1. Rhynchospora tracyi Britton, Trans. New York Acad. Sci. 11: 84. 1892 (as Rynchospora).
Ceratoschoenus capitatus Chapman, Fl. South. U.S., 529. 1860; Phaeocephalum tracyi (Britton) House; Schoenus triceps Vahl
Plants perennial, clonal, to 120 cm; rhizomes scaly, slender, less than 2 mm thick. Culms erect, leafy based, wandlike, nearly terete, multiribbed. Leaves ascending or erect, longest nearly equaling culm; principal blades linear, involute cylindric, to 3 mm wide, apex tapering, subulate. Inflorescences terminal, heads 1–4, dense, macelike, 1–1.5 mm thick; involucral bracts leafy, proximalmost overtopping inflorescence. Spikelets greenish, lance ovoid, 5–6 mm, apex acuminate; fertile scales boat-shaped, 5 mm, apex acute to short acuminate, midrib slightly excurrent or not. Flowers: perianth bristles 6, exceeding fruit body, antrorsely barbellate. Fruits 1 per spikelet, 6–8(–8.7) mm; body pale green brown, laterally compressed, obcordiform, 2.5–3(–4) mm, margins thick, rounded, not crimped, apex barely exserted, setulose, surfaces nearly plane, minutely cancellate (latticed); tubercle (style base) linear, angled, 4–6 mm, much narrower than fruit summit, setulose.
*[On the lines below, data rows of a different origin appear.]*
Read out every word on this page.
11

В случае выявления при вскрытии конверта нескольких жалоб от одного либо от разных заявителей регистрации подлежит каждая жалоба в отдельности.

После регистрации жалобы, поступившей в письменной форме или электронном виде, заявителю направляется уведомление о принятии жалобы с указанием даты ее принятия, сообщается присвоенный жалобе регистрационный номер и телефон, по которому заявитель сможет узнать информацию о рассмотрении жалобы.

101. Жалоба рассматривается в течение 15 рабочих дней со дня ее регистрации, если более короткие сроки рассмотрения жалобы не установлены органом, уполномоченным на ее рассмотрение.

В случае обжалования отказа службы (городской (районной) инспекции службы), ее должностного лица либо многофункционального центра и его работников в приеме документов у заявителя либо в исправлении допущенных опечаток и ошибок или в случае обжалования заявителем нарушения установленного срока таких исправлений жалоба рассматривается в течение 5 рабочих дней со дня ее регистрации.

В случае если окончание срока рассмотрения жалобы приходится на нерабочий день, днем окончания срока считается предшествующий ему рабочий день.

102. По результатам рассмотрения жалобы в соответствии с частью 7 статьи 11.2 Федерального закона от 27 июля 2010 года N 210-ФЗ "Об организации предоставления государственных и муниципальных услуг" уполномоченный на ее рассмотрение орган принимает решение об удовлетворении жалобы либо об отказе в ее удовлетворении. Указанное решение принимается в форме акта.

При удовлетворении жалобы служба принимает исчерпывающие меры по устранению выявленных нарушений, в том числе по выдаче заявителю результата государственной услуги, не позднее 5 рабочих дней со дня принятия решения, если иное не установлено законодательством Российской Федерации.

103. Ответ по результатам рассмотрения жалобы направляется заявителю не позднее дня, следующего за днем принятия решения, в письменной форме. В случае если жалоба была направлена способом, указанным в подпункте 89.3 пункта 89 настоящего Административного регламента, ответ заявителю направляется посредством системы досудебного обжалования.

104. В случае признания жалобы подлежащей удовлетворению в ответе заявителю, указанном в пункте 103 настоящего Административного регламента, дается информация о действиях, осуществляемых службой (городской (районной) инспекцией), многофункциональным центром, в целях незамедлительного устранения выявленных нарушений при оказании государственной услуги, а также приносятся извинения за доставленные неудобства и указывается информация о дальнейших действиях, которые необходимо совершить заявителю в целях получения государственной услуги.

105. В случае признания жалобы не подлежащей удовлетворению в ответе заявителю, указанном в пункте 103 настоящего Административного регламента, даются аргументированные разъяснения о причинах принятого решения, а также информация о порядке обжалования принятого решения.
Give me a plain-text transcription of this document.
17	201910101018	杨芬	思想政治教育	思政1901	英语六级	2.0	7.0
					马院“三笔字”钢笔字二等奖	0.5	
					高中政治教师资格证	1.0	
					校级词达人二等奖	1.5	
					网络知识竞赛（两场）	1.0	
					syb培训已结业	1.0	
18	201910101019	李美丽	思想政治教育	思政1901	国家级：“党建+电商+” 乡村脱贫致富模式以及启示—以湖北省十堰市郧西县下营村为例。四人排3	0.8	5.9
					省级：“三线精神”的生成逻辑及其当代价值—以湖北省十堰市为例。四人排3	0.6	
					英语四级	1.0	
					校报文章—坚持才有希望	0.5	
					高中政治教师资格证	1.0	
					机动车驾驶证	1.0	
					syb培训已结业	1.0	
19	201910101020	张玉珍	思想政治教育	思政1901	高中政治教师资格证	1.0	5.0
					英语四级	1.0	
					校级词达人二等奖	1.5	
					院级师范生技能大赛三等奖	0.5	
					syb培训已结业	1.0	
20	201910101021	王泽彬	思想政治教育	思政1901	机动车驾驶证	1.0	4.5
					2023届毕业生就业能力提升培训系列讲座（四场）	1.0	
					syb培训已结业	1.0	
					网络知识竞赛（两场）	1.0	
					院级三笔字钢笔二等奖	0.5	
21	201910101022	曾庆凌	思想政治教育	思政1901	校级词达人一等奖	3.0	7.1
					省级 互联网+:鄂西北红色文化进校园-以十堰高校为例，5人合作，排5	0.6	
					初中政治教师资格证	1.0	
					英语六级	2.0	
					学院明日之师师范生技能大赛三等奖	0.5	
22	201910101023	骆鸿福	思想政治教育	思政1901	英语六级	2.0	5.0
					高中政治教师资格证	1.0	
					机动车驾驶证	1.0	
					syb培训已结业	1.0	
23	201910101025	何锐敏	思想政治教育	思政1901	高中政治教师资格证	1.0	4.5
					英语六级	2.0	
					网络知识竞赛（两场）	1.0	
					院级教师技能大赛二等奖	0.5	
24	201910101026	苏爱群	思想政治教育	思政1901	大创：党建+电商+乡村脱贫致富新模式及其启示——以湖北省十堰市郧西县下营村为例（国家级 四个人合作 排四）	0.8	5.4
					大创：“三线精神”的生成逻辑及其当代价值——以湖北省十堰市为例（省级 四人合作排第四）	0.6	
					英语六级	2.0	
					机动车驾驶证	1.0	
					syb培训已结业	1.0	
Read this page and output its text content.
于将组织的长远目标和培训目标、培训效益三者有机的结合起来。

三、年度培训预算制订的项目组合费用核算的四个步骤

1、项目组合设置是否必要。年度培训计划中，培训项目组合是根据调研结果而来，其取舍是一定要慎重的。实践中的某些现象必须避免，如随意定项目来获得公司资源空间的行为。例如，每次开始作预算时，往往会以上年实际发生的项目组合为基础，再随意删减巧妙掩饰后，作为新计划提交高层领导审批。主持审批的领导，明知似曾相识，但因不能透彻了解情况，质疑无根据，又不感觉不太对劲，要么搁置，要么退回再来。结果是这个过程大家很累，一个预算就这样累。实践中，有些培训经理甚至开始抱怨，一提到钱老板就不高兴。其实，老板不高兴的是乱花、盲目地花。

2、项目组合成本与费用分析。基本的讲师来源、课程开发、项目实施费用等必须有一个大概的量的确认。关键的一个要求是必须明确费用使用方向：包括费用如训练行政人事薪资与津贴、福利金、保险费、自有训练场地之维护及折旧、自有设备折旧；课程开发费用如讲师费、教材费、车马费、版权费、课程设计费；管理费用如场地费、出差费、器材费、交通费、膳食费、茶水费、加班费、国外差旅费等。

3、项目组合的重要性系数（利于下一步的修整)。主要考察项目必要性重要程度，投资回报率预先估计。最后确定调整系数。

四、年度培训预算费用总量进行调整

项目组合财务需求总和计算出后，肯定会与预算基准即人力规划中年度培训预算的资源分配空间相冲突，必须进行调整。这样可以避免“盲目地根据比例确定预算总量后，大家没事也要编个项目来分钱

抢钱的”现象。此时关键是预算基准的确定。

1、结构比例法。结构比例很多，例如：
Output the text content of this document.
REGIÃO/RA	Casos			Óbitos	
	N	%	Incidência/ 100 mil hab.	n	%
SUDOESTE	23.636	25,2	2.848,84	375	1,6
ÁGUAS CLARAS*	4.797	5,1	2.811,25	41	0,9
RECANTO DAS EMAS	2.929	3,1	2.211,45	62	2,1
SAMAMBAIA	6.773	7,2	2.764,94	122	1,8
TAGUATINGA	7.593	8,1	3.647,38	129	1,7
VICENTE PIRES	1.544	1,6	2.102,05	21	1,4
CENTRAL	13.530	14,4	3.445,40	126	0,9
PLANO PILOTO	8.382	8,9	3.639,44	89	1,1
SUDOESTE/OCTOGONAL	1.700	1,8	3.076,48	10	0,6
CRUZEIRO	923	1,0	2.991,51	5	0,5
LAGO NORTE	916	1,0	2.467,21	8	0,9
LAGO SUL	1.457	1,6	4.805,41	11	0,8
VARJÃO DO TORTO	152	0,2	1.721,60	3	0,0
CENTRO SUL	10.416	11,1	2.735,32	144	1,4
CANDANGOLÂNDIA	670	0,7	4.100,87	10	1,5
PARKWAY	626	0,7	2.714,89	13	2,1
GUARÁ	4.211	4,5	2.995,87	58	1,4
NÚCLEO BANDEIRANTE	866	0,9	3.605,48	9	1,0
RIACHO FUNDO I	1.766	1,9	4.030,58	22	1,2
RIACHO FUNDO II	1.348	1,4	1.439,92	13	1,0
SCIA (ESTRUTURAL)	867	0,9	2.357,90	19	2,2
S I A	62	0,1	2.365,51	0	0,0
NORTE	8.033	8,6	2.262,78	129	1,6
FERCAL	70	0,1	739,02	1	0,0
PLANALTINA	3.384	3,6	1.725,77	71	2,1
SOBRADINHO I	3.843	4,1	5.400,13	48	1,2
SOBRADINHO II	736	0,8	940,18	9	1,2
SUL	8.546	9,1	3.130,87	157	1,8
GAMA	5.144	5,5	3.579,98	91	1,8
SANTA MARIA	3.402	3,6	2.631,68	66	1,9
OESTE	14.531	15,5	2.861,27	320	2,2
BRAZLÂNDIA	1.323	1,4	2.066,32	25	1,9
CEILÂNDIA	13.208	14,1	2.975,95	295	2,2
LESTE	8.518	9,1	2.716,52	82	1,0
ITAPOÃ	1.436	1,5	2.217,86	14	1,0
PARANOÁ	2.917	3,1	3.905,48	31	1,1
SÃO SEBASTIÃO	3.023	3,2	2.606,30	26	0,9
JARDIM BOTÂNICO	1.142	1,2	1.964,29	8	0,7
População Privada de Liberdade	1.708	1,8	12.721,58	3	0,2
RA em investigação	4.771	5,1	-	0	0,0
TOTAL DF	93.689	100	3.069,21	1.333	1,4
Fruiting late spring–fall. Emergent in shallows of cypress domes, marshes and swales, ditches and ponds; 0–100 m; Ala., Fla., Ga., La., Miss., N.C., S.C., Tex.; West Indies; Central America (Belize).
Rhynchospora tracyi frequently forms clones extending for acres by means of its long slender rhizomes. Its wandlike, terete, supple culms, and round-capitate clusters of spikelets suggest a rush more than a sedge.